D’autant que, au-delà de son appellation symbolique, Super-Italie se distingue aussi par ses caractéristiques esthétiques apparentes. Au premier abord, on voit – bien qu’il soit difficile d’appréhender la totalité d’une tour d’un seul regard – qu’elle est bâtie comme une colonne (base, fût et chapiteau). Et comme « l’étage naturel, pour le regard humain, c’est le niveau de l’horizon, en face duquel l’œil de l’homme a été placé … » écrivît H. Melville, commençons par porter le nôtre, naturellement, sur la base de la colonne – quand bien même il est provisoirement entravé par les travaux actuels de création d’une gare de métro -, son pied. Oui, son pied de colonne, ou plutôt dirais-je ses pieds qui, dégagés de la longue robe rayée la couvrant, fins et grenés, nous révèlent que la gironde « italienne » se tient sur des jambes minces et élancées. Son fût, tout en rondeur (presque rond, en fait, puisqu’il s’agit – techniquement parlant – de deux anses de panier aboutées), est habillé d’une robe aux rayures (les garde-corps) faites de petits carrés de mosaïque et de verres acryliques qui, grâce aux rayons du soleil lui tournant autour, l’enveloppent d’effets lumineux scintillants et irisés, comme il se doit pour la star du quartier. Enfin son chapiteau, que dis-je, sa coiffe, teintée d’ocre rouge et mouvementée et légèrement débordante, où se nichent une piscine (aussi réserve d’eau en cas d’incendie) et un solarium (une terrasse), ponctue sa simplicité monumentale comme le point sur un i, un i majuscule, bref un super i.

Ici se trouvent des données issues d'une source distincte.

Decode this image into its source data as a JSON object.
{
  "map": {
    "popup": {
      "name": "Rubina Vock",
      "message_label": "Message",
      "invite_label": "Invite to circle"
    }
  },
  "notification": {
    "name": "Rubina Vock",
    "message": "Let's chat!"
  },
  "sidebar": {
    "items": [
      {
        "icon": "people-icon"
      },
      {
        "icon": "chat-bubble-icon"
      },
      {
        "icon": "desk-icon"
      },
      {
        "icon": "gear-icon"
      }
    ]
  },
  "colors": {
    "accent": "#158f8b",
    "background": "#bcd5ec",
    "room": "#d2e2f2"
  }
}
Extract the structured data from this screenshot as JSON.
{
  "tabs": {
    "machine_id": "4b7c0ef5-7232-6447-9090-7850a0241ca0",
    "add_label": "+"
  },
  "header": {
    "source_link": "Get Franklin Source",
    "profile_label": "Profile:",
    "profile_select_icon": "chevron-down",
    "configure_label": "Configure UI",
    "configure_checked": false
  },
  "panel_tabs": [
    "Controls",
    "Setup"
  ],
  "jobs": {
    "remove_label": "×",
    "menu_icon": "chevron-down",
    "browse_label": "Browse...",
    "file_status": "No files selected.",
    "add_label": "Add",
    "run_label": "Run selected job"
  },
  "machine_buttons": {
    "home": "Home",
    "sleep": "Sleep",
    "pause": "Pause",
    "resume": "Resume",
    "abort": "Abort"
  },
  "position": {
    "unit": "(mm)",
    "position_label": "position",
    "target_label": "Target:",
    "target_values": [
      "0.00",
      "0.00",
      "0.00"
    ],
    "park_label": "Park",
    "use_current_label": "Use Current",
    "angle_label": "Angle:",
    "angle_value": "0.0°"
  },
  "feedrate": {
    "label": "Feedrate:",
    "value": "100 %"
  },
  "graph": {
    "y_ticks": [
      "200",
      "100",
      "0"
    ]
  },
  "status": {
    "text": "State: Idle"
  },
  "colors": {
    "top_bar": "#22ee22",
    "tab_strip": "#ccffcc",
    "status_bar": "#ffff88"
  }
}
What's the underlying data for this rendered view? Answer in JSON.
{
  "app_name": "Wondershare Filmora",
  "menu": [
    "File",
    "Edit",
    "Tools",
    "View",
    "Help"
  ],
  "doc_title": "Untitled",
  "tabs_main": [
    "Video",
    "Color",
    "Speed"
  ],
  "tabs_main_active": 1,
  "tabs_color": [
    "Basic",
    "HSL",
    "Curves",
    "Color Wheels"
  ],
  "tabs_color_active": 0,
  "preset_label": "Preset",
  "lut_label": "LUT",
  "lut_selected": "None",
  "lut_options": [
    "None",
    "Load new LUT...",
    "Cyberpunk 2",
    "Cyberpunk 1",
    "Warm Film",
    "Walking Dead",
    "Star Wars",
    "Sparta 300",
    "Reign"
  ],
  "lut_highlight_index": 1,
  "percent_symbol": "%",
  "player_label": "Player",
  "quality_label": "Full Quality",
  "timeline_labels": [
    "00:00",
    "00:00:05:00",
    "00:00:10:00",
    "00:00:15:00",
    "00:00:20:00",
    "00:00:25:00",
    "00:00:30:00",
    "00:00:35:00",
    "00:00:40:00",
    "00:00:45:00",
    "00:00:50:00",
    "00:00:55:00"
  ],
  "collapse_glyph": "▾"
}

Prenant du recul, regardons ses deux œuvres « italiennes ». Là le Périscope, et ici Super-Italie ; une barre et une tour ; deux plans, rectangulaire et circulaire. Novarina était un moderne car, reprenant les mots de l’historien Bruno Zevi, sachez que “il n’y a pas une forme définitive de la modernité mais seulement la définition toujours renouvelée d’une modernité qui prend forme”. Qu’on se le dise.